Renault Group

The All-new Austral : the sound of quality

6 July 2022
Industry & quality

The quality built into the All-new Renault Austral, which was revealed this March, goes far beyond the choice of materials and the state-of-the-art on-board technology. Each detail was scrutinised to push the envelope further than ever. Olivier, an expert in perceived quality, explains the work he carried out on one of the emblematic interior design features in the first SUV of Renault’s Nouvelle Vague: its sliding hand rest – and what makes sliding it so exciting.


The first thing that strikes you when you slip into the All-new Austral’s high-tech cockpit is the harmony. The next thing that catches your eye is the mesmerising OpenR screen that wakes up with its welcoming sounds. The third stylish feature you can’t miss is a designer unit in the automatic-transmission versions: an ergonomic, sliding hand rest. It guides your hand into exactly the right position to use the multimedia screen and the “piano” buttons beneath it. But the feeling when you handle this moving rest is something else. Olivier told us how he made that happen.

An expert in perceived quality is tasked with building value into basic functions and triggering positive emotions where you least expect them.

Expert in perceived quality at Renault

Shining a spotlight on an emblematic designer unit

Olivier’s job as expert in perceived quality takes a lot of subtlety: he makes sure every new model in the Renault range is consistent all round, and that the various parts of the vehicle body and passenger compartment add up to a stunning whole. He checks the quality of the materials, supervises the entire process to turn the image on the drawing board into a road-ready car, checks the movements are smooth and the surfaces flush, makes sure the moving parts are easy to use and finds ways of tantalising users.

The All-new Renault Austral SUV, which will reach the market next autumn, is no exception. Olivier and his colleagues scrutinised it from every angle to raise its quality to outstanding levels.

“We worked on all the moving parts in the All-new Austral. But, if I had to mention one, it would be the sliding hand rest,” he confides.

We had a fantastic multifunctional designer unit on the central console, but moving it back and forth wasn’t especially exhilarating. The head of Interior Design and I thought about how to make it more appealing.

The sliding hand rest, an emblematic design unit, at the centre of the All-new Renault Austral’s cruising console

The sound was the key

Adding notches and the sounds that they make when you move the hand rest back and forth soon became the obvious way to go.

Straight away, we thought of adding a sound to go with the hand rest’s movements: a befitting, somewhat metallic ‘notch’ sound.

Olivier knew exactly what he wanted it to sound like, but he had to find words to describe a sensation to the rest of the teamNot a simple matter!

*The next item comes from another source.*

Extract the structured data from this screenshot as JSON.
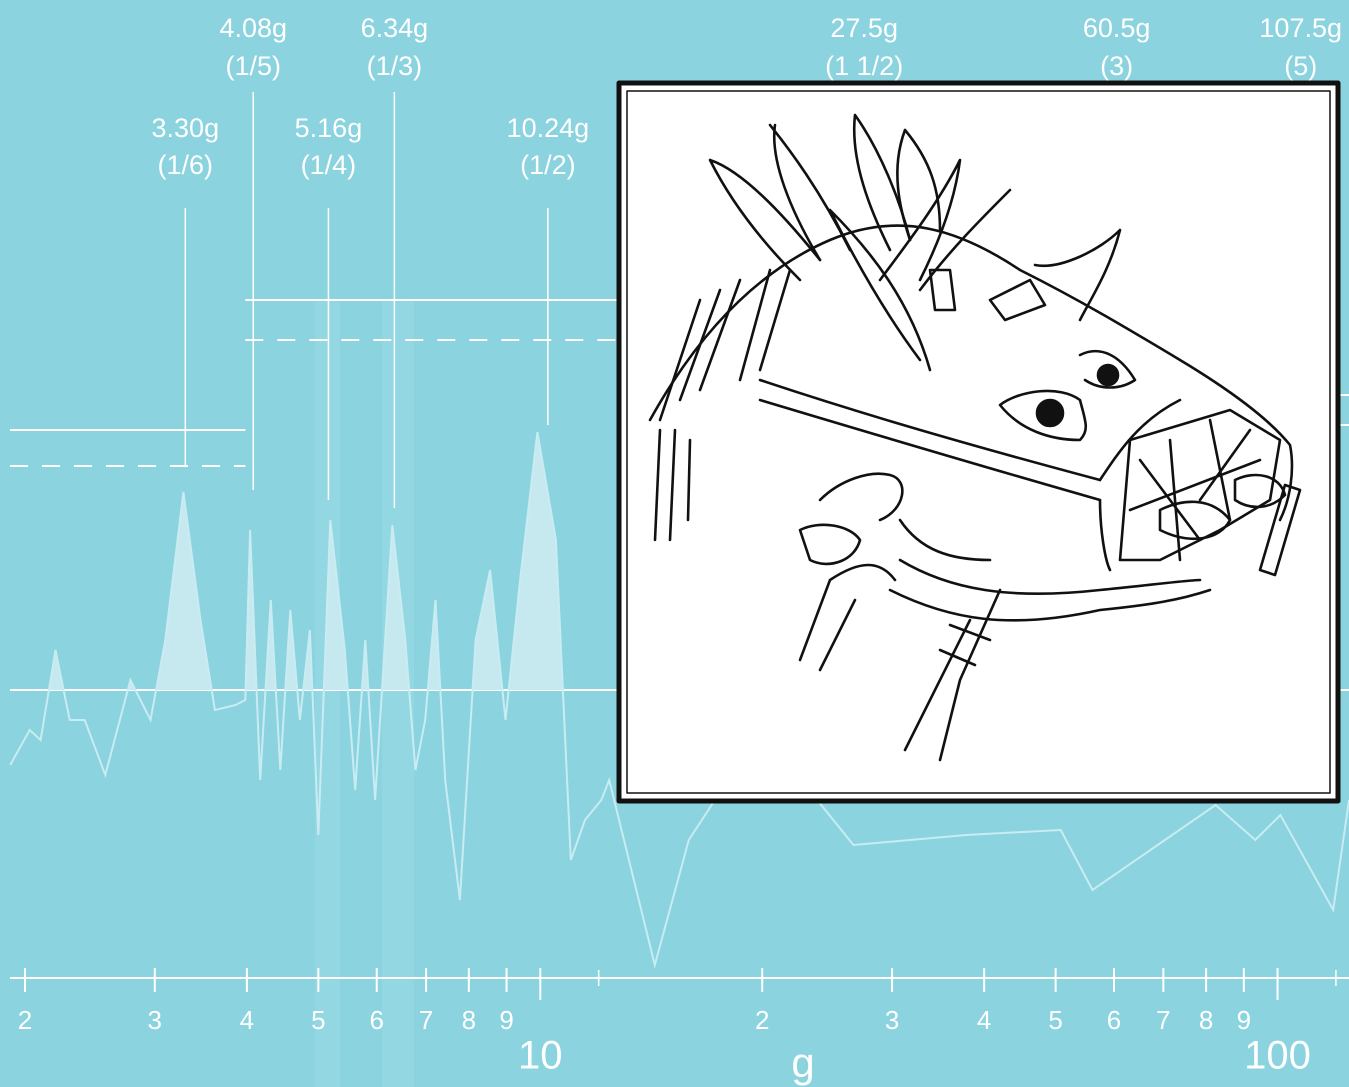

Fortunately, he is also into other kinds of mechanisms and found the one he needed to make them “hear” what he meant.

He is a watch enthusiast – digital ones because they are practical and automatic ones because he finds their precise mechanisms and exquisite finish fascinating. And he happened to be wearing one that made exactly the sound he had in mind.

The watch I wear to do sports has a ratcheting bezel. I happened to turn it and heard the exact sound I was thinking of for the sliding system in the Austral’s hand rest. It’s a beautiful sound; you can hear the quality workmanship and precision craftmanship.

It was one of Olivier’s watches, which has a ratcheting bezel, that pointed him to the sound he wanted for the sliding hand rest in the All-new Renault Austral.

Precision and control:
the two operative words in perceived quality

The project team and Design team instantly loved the idea, and everyone got to work to create the notching and appealing metallic sound it makes, based on the principle in the ratcheting watch bezel. They built 13 evenly spaced notches into the hand rest’s sliding mechanism, to create a feeling of millimetre-accurate settings and a pleasing sound to go with it.

The development teams worked swiftly and efficiently on a notch system for the sliding mechanism to create a pleasing sound when users adjust the All-new Renault Austral’s hand rest.

Ultimately, you feel it’s no longer just a part that slides back and forth: it’s a unit you can control precisely, that makes you feel something, that is completely consistent with the notion of perceived quality in a vehicle.

Olivier has no doubt that working on moving parts’ sounds adds real value for users.

We’re really proud of the result and can’t wait for future owners of the Austral to start enjoying the sliding hand rest’s movement.

He is working on including the same sound principle in several future vehicles in Renault’s range, which will be revealed soon.